Vero cells were pretreated with the vehicle solvent DMSO (A and B), or inhibitors C75 (30μM) (C and D), ACA (20μM) (E and F), PACOCF3 (15μM) (G and H) or ACA+PACOCF3 (15μM each) (I and J) and subsequently infected with WNVKUN for an additional 24 hrs before analysis by transmission electron microscopy on a Technai F30. Arrows indicate elongated vesicles and all magnification bars represent 200nm. (K) Vesicle length was measured on images gathered in Adobe Photoshop CS6 and quantitation performed in GraphPad Prism 6, statistical significance was determined by Student’s t-test on the number of vesicles visualized in duplicate experiments.
Fig 5.
Expression and activation of specific PLA2 isoforms during viral replication.

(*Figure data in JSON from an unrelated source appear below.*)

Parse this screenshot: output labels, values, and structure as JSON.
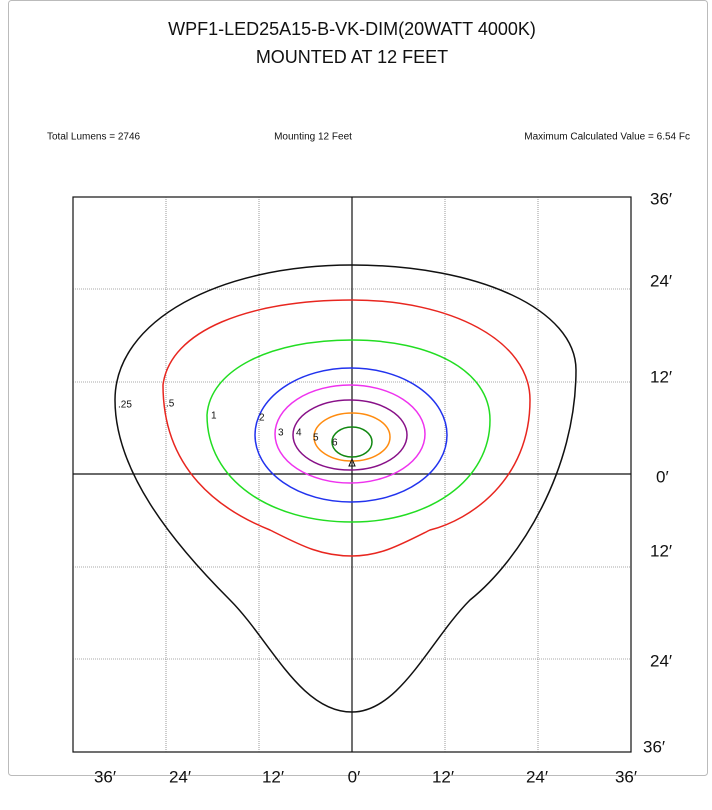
{
  "header": {
    "title": [
      "WPF1-LED25A15-B-VK-DIM(20WATT 4000K)",
      "MOUNTED AT 12 FEET"
    ]
  },
  "info": [
    "Total Lumens = 2746",
    "Mounting 12 Feet",
    "Maximum Calculated Value = 6.54 Fc"
  ],
  "right_axis": [
    "36′",
    "24′",
    "12′",
    "0′",
    "12′",
    "24′",
    "36′"
  ],
  "bottom_axis": [
    "36′",
    "24′",
    "12′",
    "0′",
    "12′",
    "24′",
    "36′"
  ],
  "contour_labels": [
    ".25",
    ".5",
    "1",
    "2",
    "3",
    "4",
    "5",
    "6"
  ]
}
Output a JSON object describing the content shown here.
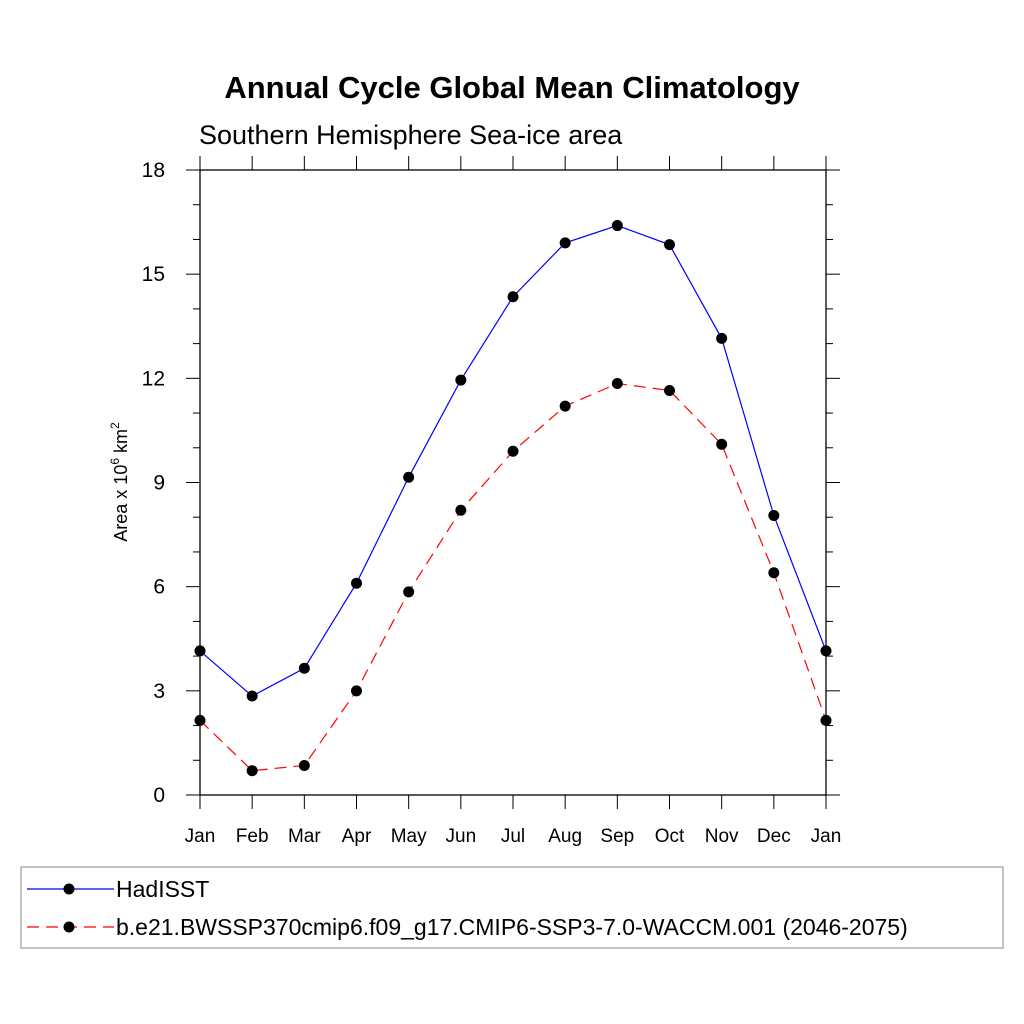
{
  "chart_data": {
    "type": "line",
    "title": "Annual Cycle Global Mean Climatology",
    "subtitle": "Southern Hemisphere Sea-ice area",
    "ylabel": "Area x 10",
    "ylabel_sup": "6",
    "ylabel_unit": "km",
    "ylabel_unit_sup": "2",
    "categories": [
      "Jan",
      "Feb",
      "Mar",
      "Apr",
      "May",
      "Jun",
      "Jul",
      "Aug",
      "Sep",
      "Oct",
      "Nov",
      "Dec",
      "Jan"
    ],
    "ylim": [
      0,
      18
    ],
    "yticks": [
      "0",
      "3",
      "6",
      "9",
      "12",
      "15",
      "18"
    ],
    "legend_position": "bottom",
    "series": [
      {
        "name": "HadISST",
        "color": "#0000ff",
        "dash": "solid",
        "values": [
          4.15,
          2.85,
          3.65,
          6.1,
          9.15,
          11.95,
          14.35,
          15.9,
          16.4,
          15.85,
          13.15,
          8.05,
          4.15
        ]
      },
      {
        "name": "b.e21.BWSSP370cmip6.f09_g17.CMIP6-SSP3-7.0-WACCM.001 (2046-2075)",
        "color": "#ff0000",
        "dash": "dashed",
        "values": [
          2.15,
          0.7,
          0.85,
          3.0,
          5.85,
          8.2,
          9.9,
          11.2,
          11.85,
          11.65,
          10.1,
          6.4,
          2.15
        ]
      }
    ]
  }
}
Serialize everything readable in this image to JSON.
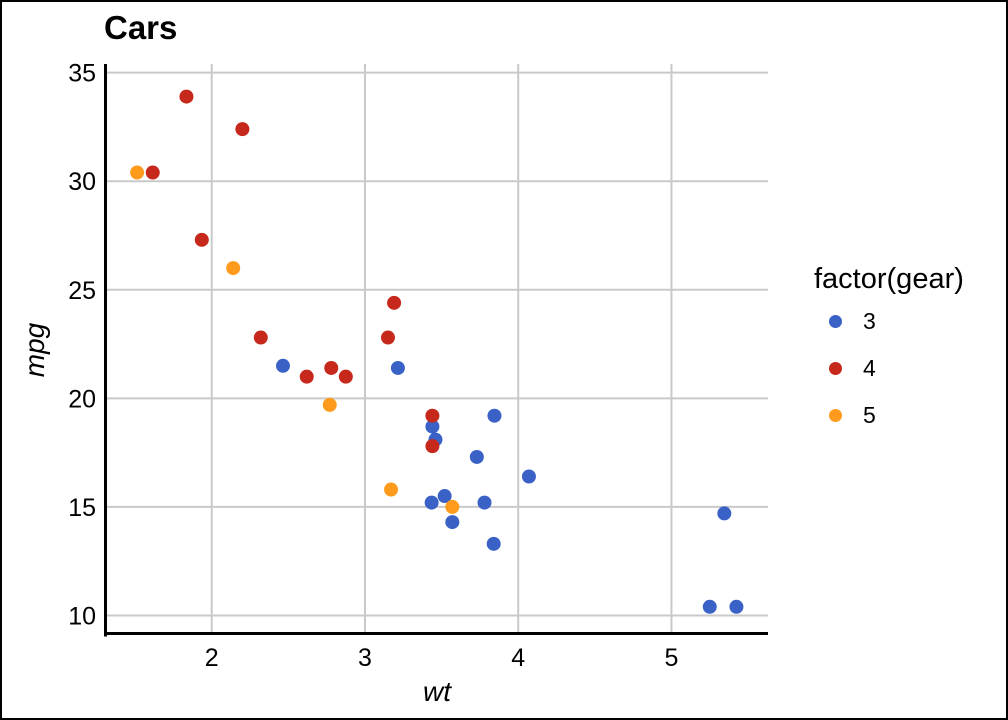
{
  "figure": {
    "background": "#ffffff",
    "border_color": "#000000"
  },
  "chart_data": {
    "type": "scatter",
    "title": "Cars",
    "xlabel": "wt",
    "ylabel": "mpg",
    "xlim": [
      1.31,
      5.63
    ],
    "ylim": [
      9.1,
      35.4
    ],
    "xticks": [
      2,
      3,
      4,
      5
    ],
    "xtick_labels": [
      "2",
      "3",
      "4",
      "5"
    ],
    "yticks": [
      10,
      15,
      20,
      25,
      30,
      35
    ],
    "ytick_labels": [
      "10",
      "15",
      "20",
      "25",
      "30",
      "35"
    ],
    "grid": true,
    "grid_color": "#c9c9c9",
    "axis_color": "#000000",
    "point_radius": 7,
    "legend": {
      "title": "factor(gear)",
      "position": "right",
      "entries": [
        {
          "label": "3",
          "color": "#3a62c6"
        },
        {
          "label": "4",
          "color": "#c6281c"
        },
        {
          "label": "5",
          "color": "#ff9b1c"
        }
      ]
    },
    "series": [
      {
        "name": "3",
        "color": "#3a62c6",
        "points": [
          [
            2.465,
            21.5
          ],
          [
            3.215,
            21.4
          ],
          [
            3.435,
            15.2
          ],
          [
            3.44,
            18.7
          ],
          [
            3.46,
            18.1
          ],
          [
            3.52,
            15.5
          ],
          [
            3.57,
            14.3
          ],
          [
            3.73,
            17.3
          ],
          [
            3.78,
            15.2
          ],
          [
            3.84,
            13.3
          ],
          [
            3.845,
            19.2
          ],
          [
            4.07,
            16.4
          ],
          [
            5.25,
            10.4
          ],
          [
            5.345,
            14.7
          ],
          [
            5.424,
            10.4
          ]
        ]
      },
      {
        "name": "4",
        "color": "#c6281c",
        "points": [
          [
            1.615,
            30.4
          ],
          [
            1.835,
            33.9
          ],
          [
            1.935,
            27.3
          ],
          [
            2.2,
            32.4
          ],
          [
            2.32,
            22.8
          ],
          [
            2.62,
            21.0
          ],
          [
            2.78,
            21.4
          ],
          [
            2.875,
            21.0
          ],
          [
            3.15,
            22.8
          ],
          [
            3.19,
            24.4
          ],
          [
            3.44,
            19.2
          ],
          [
            3.44,
            17.8
          ]
        ]
      },
      {
        "name": "5",
        "color": "#ff9b1c",
        "points": [
          [
            1.513,
            30.4
          ],
          [
            2.14,
            26.0
          ],
          [
            2.77,
            19.7
          ],
          [
            3.17,
            15.8
          ],
          [
            3.57,
            15.0
          ]
        ]
      }
    ]
  }
}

(A) Schematic representation of the 20 known PLA2 genes/isoforms, and their subcellular localisation, that are involved in the hydrolysis of PChol to lyso-PChol. (based on databases: KEGG, GeneCards, Reactome, Human Protein Atlas). (B and C) Western blot analysis and quantification of the phosphorylation status of PLA2G4A (p-PLA2G4A) during N-Ethylmaleimide (NME; 100μM for 30mins) control-treated and WNVKUN-infected cells (n = 3 independent experiments). (D and E) Confocal microscopy and quantification of enzyme translocation and phosphorylation of PLA2G4A and in NME control-treated and WNVKUN-infected cells. Images i-iii are based on antibodies recognizing total PLA2G4A protein, whereas images iv-ix are based on antibodies recognizing phosphorylated (activated) PLA2G4A (n = 4 independent experiments). Bar = 20um. Arrowheads indicate enzyme translocation towards the plasma membrane. (F) Confocal microscopy showing the partial sequestering of PLA2G4A protein populations to sites of viral protein expression (NS3 protein). Bar = 20μm for images x-xi and bar = 5μm for images xii-xiv. (G to K) The effect of targeted siRNA-mediated gene silencing of PLA2G4A or PLA2G4C-encoded enzymes on WNV replication. (G) Representative Western Blots and (H) quantification of viral protein levels. (I) Virus production and (J) viral RNA genomes. (K) PLA2G4A and PLA2G4C protein expression levels (n = 3 independent experiments).